# Characterizing Drought Duration and Severity with Copulas

We'll use paleo-reconstructed Palmer Drought Sseverity Index (PDSI) estimates from https://www.treeflow.info/sites/default/files/east_colo_pdsi.txt to build a model of the relationship between drought duration and severity.

In [None]:
!pip install lmoments3

In [None]:
from google.colab import drive
import pandas as pd

# allow access to google drive
drive.mount('/content/drive')

!cp "drive/MyDrive/Colab Notebooks/CE6280/CodingExamples/utils.py" .
from utils import *

PDSI = pd.read_csv('drive/MyDrive/Colab Notebooks/CE6280/Data/EasternCO_PDSI.csv')

Create functions to find drought periods (clusters), and then compute the duration and severity of droughts over those periods.

In [None]:
import numpy as np

# find all droughts, defined as consecutive periods below the mean
def findClusters(indices):
  allClusters = []
  subCluster = [indices[0]]
  for i in range(1,len(indices)):
    if indices[i] - subCluster[-1] <= 1:
      subCluster.append(indices[i])
    else:
      allClusters.append(subCluster)
      subCluster = [indices[i]]

  allClusters.append(subCluster)

  return allClusters

def findDandS(droughts, variable):
  durations = np.zeros(len(droughts))
  severities = np.zeros(len(droughts))
  for i,d in enumerate(droughts):
    durations[i] = len(d)
    severities[i] = -np.sum(variable[d[0]:(d[-1]+1)])

  return durations, severities

Find drought periods (when PDSI $<$0) and their duration and severity.

In [None]:
drought_indices = np.where(PDSI['reconPDSI'] < 0)[0]
droughts = findClusters(drought_indices)

durations, severities = findDandS(droughts, PDSI['reconPDSI'])

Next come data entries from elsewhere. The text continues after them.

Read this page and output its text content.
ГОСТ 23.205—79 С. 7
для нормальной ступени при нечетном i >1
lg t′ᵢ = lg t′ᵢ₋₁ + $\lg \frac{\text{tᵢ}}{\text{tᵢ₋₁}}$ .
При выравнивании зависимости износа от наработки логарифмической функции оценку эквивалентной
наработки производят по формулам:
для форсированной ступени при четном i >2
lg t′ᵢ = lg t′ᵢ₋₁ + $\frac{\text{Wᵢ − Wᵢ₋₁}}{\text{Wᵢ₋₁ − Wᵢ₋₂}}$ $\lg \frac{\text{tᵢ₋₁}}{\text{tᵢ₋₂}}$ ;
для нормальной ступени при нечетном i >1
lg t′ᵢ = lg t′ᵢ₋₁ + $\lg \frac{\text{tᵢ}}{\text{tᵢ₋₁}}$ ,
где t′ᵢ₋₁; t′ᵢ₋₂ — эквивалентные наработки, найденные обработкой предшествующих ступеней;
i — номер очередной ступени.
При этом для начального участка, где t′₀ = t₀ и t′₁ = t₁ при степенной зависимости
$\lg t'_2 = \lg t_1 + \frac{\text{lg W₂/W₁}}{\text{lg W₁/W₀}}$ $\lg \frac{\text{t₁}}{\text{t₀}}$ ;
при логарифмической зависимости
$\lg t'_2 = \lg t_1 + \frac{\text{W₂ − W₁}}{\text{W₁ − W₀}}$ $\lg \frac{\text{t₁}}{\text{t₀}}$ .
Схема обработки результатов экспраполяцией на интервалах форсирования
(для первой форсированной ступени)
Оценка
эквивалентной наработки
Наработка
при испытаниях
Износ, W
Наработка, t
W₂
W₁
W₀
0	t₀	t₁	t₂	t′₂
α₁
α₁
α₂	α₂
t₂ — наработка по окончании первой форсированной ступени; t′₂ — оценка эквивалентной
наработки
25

## Fitting Marginal Distributions

### Drought Severity

Visualize the distribution of drought severity.

In [None]:
import matplotlib.pyplot as plt

plt.hist(severities)
plt.xlabel('Drought Severity')
plt.ylabel('Frequency')
plt.show()

The drought severities are positively skewed. Let's see if we can fit them with a log-normal distribution.

In [None]:
methods = ["MOM", "MLE", "Lmom"]
npars = [2, 3]

for method in methods:
  for npar in npars:
    distfit = LogNormal()
    distfit.fit(severities, method, npar)
    distfit.plotHistPDF(severities, 0, 15, "LN" + str(npar) + " " + str(method) + " Fit")
    print("LN%d %s mu: %0.2f" % (npar, method, distfit.mu))
    print("LN%d %s sigma: %0.2f" % (npar, method, distfit.sigma))
    print("LN%d %s tau: %0.2f" % (npar, method, distfit.tau))
    print("\n")

The LN2 distribution fit with MLE visually fits well and has a lower bound of 0, whereas some of the LN3 distributions have negative lower bounds, which is not physically possible. So we will proceed with the LN2 MLE fit.

In [None]:
distfit = LogNormal()
distfit.fit(severities, 'MLE', 2)

### Drought Duration

Visualize the distribution of drought duration.

In [None]:
import matplotlib.pyplot as plt

plt.hist(durations)
plt.xlabel('Drought Duration')
plt.ylabel('Frequency')
plt.show()

This is a positively skewed, discrete distribution. Two possible discrete distributions that could fit this data are the geometric and Poisson distributions. Below we write classes for these distributions and test their goodness of fit with PPCC tests.

In [None]:
from scipy import stats as ss
from lmoments3 import distr

class Geom(Distribution):
  def __init__(self):
    super().__init__()
    self.p = None

  def ppccTest(self, data, title, m=10000):
    # calculate test statistic, rho
    x_sorted = np.sort(data)
    p_observed = ss.mstats.plotting_positions(x_sorted)
    x_fitted = ss.geom.ppf(p_observed, self.p)
    self.ppcc_rho = np.corrcoef(x_sorted, x_fitted)[0,1]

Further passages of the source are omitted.